Leaps and Bounds

UA dancers offer something far beyond the usual holiday fare.

Sugar plums will be dancing on stages all over town this weekend (see below), but the students of the UA Dance Ensemble provide an alternative to the ubiquitous Nutcracker.

In the Season!, a series of concerts Thursday, Friday and Saturday at the UA's Ina Gittings Dance Theater, offers up an end-of-semester mélange of modern, jazz and ballet. The choreographers range from such high-flying eminences as Paul Taylor to visiting guest artist James Clouser, formerly with the Houston Ballet, to UA professors, grad students and college seniors. A mix of faculty and student choreography will be on the program for the identical Thursday and Friday concerts, while a separate lineup of student dances will be performed in the two Saturday shows.

Fresh from an inspection of the new dance building now under construction ("It's remarkable--the vastness of the space is exciting"), dance prof Michael Williams said that a highlight of the Thursday-Friday shows is "Leaving Vertical," a big new piece by Clouser.

With a cast of 36 student dancers, it's a "spectacle, an interesting collage. Jim has played with pointe work in a nontraditional way and with some of the partnering." The deliberately off-balance movement departs from ballet conventions, he said, thus the title.

Student Staci Houser, a senior, attended a Paul Taylor dance workshop in New York this summer, and got permission to stage the Taylor solo "The Oracle" as her senior project. Another senior, Kevin Hermann, who routinely choreographs what Williams called "slam-bam jazz numbers," here shows a different side in "II," "a beautiful little contemporary duet that's nice and sophisticated." Professor Sam Watson reprises his "Badum Boom," a "lighthearted, comical" work for 12 dancers, last performed at the Jazz Showcase in October. "It's a good closer. It's marvelous fun and high energy."

The two programs overlap a bit. Works by students Claire Hancock and Jason Rachel won slots at all four concerts. Hancock's "Ozone" uses manipulated video of her movements--chopped and played backwards--as a backdrop for her solo, a "modern jazz piece that's just beautiful." Rachel's "Strange Fruit" deploys the music of Billie Holiday. Grad student Julie Pentz also has work in both concerts. "Rhythm & Soles," an a cappella tap solo, debuts Thursday and Friday, and an ensemble tap piece that's a work in progress is danced Saturday.

The Saturday shows offers up grad and undergrad dances, selected by a faculty jury, Williams said.
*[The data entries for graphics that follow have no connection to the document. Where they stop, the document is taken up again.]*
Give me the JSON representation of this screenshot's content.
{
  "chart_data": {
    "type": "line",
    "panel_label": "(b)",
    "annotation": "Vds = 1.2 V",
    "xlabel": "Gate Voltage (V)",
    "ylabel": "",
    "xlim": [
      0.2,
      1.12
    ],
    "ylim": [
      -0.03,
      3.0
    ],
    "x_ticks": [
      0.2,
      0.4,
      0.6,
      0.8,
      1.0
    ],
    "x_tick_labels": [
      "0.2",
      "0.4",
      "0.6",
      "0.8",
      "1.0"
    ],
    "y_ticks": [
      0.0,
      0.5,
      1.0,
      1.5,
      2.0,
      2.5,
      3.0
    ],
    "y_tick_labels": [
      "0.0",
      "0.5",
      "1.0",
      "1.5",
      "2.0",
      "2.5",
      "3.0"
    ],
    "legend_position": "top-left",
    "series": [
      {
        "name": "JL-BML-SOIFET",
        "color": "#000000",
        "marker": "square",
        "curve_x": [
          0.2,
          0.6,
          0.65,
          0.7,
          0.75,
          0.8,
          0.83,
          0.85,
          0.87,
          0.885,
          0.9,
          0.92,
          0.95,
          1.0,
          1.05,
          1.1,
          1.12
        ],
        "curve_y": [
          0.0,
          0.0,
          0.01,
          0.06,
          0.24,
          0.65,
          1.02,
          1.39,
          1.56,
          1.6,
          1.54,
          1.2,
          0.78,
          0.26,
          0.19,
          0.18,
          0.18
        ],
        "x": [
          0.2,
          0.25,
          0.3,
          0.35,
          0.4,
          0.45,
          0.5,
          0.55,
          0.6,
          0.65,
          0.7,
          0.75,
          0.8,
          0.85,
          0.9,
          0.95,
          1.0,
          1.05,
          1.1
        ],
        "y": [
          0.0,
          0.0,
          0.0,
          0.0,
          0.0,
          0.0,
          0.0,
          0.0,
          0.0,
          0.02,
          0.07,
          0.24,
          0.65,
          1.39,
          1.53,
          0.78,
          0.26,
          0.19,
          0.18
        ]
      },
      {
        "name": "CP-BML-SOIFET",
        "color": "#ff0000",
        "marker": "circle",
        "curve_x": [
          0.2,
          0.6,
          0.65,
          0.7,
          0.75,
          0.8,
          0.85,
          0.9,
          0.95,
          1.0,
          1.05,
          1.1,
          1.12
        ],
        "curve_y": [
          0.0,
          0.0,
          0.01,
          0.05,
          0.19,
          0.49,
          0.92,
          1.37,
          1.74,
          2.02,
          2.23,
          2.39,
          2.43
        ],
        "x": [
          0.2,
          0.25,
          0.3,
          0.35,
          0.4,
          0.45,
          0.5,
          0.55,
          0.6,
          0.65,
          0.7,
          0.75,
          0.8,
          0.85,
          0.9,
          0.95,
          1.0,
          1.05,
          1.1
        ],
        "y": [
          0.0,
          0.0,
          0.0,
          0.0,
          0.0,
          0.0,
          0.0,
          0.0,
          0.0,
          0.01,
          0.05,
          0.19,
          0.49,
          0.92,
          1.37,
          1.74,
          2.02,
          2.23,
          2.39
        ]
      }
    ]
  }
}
Clifton Brown, who started the UA master's program this semester after dancing for years in Europe, presents "Serpente," a "17-minute contemporary ballet." The dancers twist their upper bodies to conjure up a snake, making for an unusual combination of "modern and jazz torsos on pointe shoes." Krista Gessner's senior project is a group piece for nine, danced to live piano, strings and percussion. Her "Alpha to Omega" is a "contemporary dance, with modern and jazz elements."

Sukie Keita dances her modern solo "Ad Interim," a "multi-ethnic combination of music and movements. It's a world piece."